Trade Policy Reviews are an exercise, mandated in the WTO agreements, in which member countries' trade and related policies are examined and evaluated at regular intervals.

India is an original Member of the WTO and provides most favoured nation (MFN) treatment to all members and other trading partners.

WTO said the bottlenecks were being addressed through investment in infrastructure and education, simplification of the business environment by eliminating over-regulation, and increasing predictability in trade and investment regimes.

US Deputy Chief of Mission Christopher Wilson at the WTO Trade Policy Review of India in Geneva said: "We have seen a positive recognition from the Indian government that it can do more to attract foreign investment. We are encouraged by a number of reforms being pursued with respect to taxes, land acquisition and labour.

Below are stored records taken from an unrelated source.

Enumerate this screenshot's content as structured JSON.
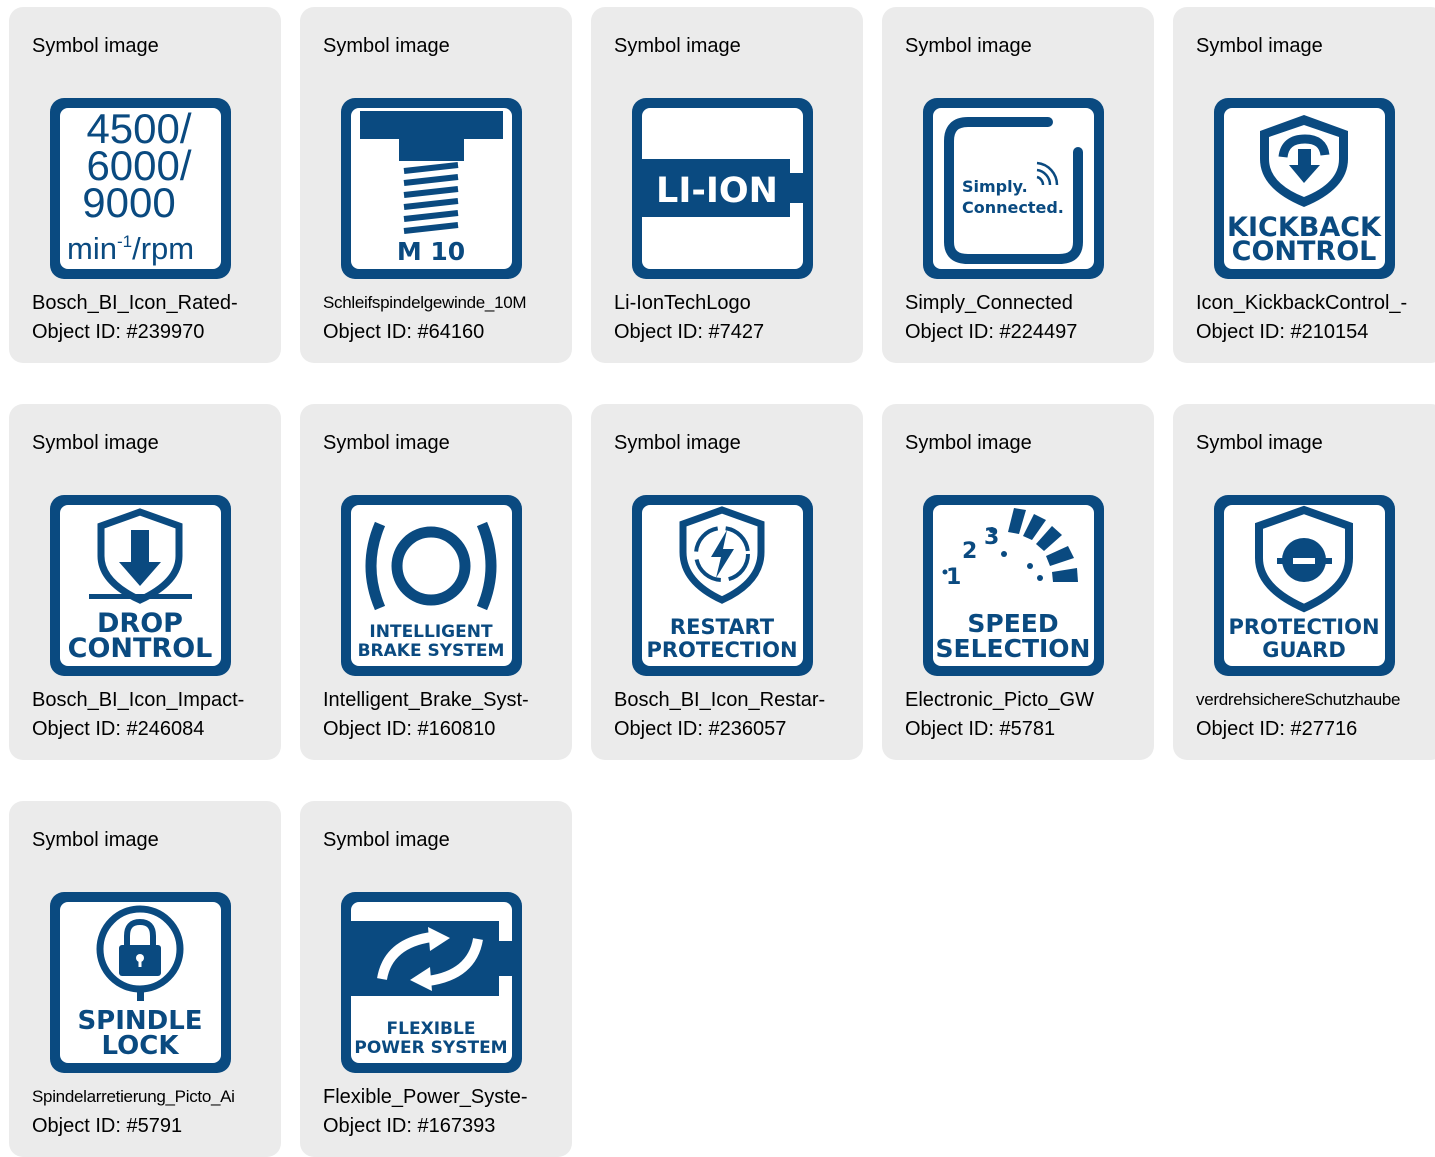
{
  "colors": {
    "icon_blue": "#0a4a80",
    "card_bg": "#ebebeb",
    "page_bg": "#ffffff"
  },
  "cards": [
    {
      "caption": "Symbol image",
      "name": "Bosch_BI_Icon_Rated-",
      "object_id": "Object ID: #239970",
      "icon": "rated-speed-icon",
      "icon_text": [
        "4500/",
        "6000/",
        "9000",
        "min",
        "-1",
        "/rpm"
      ]
    },
    {
      "caption": "Symbol image",
      "name": "Schleifspindelgewinde_10M",
      "object_id": "Object ID: #64160",
      "icon": "spindle-thread-icon",
      "icon_text": [
        "M 10"
      ]
    },
    {
      "caption": "Symbol image",
      "name": "Li-IonTechLogo",
      "object_id": "Object ID: #7427",
      "icon": "li-ion-battery-icon",
      "icon_text": [
        "LI-ION"
      ]
    },
    {
      "caption": "Symbol image",
      "name": "Simply_Connected",
      "object_id": "Object ID: #224497",
      "icon": "simply-connected-icon",
      "icon_text": [
        "Simply.",
        "Connected."
      ]
    },
    {
      "caption": "Symbol image",
      "name": "Icon_KickbackControl_-",
      "object_id": "Object ID: #210154",
      "icon": "kickback-control-icon",
      "icon_text": [
        "KICKBACK",
        "CONTROL"
      ]
    },
    {
      "caption": "Symbol image",
      "name": "Bosch_BI_Icon_Impact-",
      "object_id": "Object ID: #246084",
      "icon": "drop-control-icon",
      "icon_text": [
        "DROP",
        "CONTROL"
      ]
    },
    {
      "caption": "Symbol image",
      "name": "Intelligent_Brake_Syst-",
      "object_id": "Object ID: #160810",
      "icon": "intelligent-brake-icon",
      "icon_text": [
        "INTELLIGENT",
        "BRAKE SYSTEM"
      ]
    },
    {
      "caption": "Symbol image",
      "name": "Bosch_BI_Icon_Restar-",
      "object_id": "Object ID: #236057",
      "icon": "restart-protection-icon",
      "icon_text": [
        "RESTART",
        "PROTECTION"
      ]
    },
    {
      "caption": "Symbol image",
      "name": "Electronic_Picto_GW",
      "object_id": "Object ID: #5781",
      "icon": "speed-selection-icon",
      "icon_text": [
        "SPEED",
        "SELECTION",
        "1",
        "2",
        "3"
      ]
    },
    {
      "caption": "Symbol image",
      "name": "verdrehsichereSchutzhaube",
      "object_id": "Object ID: #27716",
      "icon": "protection-guard-icon",
      "icon_text": [
        "PROTECTION",
        "GUARD"
      ]
    },
    {
      "caption": "Symbol image",
      "name": "Spindelarretierung_Picto_Ai",
      "object_id": "Object ID: #5791",
      "icon": "spindle-lock-icon",
      "icon_text": [
        "SPINDLE",
        "LOCK"
      ]
    },
    {
      "caption": "Symbol image",
      "name": "Flexible_Power_Syste-",
      "object_id": "Object ID: #167393",
      "icon": "flexible-power-icon",
      "icon_text": [
        "FLEXIBLE",
        "POWER SYSTEM"
      ]
    }
  ]
}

"There are encouraging signs that positive trade-specific reforms may be contemplated, including the drafting of the National Intellectual Property Rights Policy and recent public statements by Prime Minister (Narendra) Modi calling for a stronger IPR regime," a statement by the Office of the US Trade Representatives cited Wilson as having said.

India, in its trade policy review report prepared for the meeting, said that since 2013-14 the country's economy seemed to have turned the corner and there was an easing of the pressures associated with an economic slowdown, persistent inflation, an elevated fiscal deficit, slackening domestic demand, external account imbalances, and oscillating value of the rupee.

It further mentioned that: "The government is conscious of challenges that can be posed by the uncertainties in the external environment, possible spill-overs of below normal agricultural growth and challenges relating to the massive requirements of skill creation and infrastructural upgradation."

India's trade policy objectives are stipulated in its Foreign Trade Policy (FTP), which is issued every five years, but revised periodically to take into account internal and external factors. The new 2015-20 FTP, released on April 1, 2015, aims to make India a significant participant in international trade and to raise its share of global exports to 3.5 percent in 2020.

"This is expected to be achieved by providing a sustainable and stable policy environment for foreign merchandise and services trade; linking rules, procedures and incentives for trade with other recent initiatives such as "Make in India", "Digital India" and "Skills India"; promoting the diversification of India's exports by assisting key sectors to become more competitive; and creating an architecture for India's engagement with key regions of the world," the WTO review observed.

The WTO said India's WTO-bound tariff levels were much higher than the applied rates, especially for many agricultural products.

"These gaps allow the Government to modify tariff rates in response to domestic and international market conditions but, at the same time, they reduce tariff predictability," it added.

Average tariff protection for agriculture (36.4 percent) remains, therefore, substantially higher than for non-agricultural products (9.5 percent), the report said.

"India initiated a new support scheme through the National Food Security Act 2013, which aims to provide food grains procured by the government at subsidized prices to around two-thirds of the population. This is likely to have a significant impact on the overall subsidy provided by the government," it added.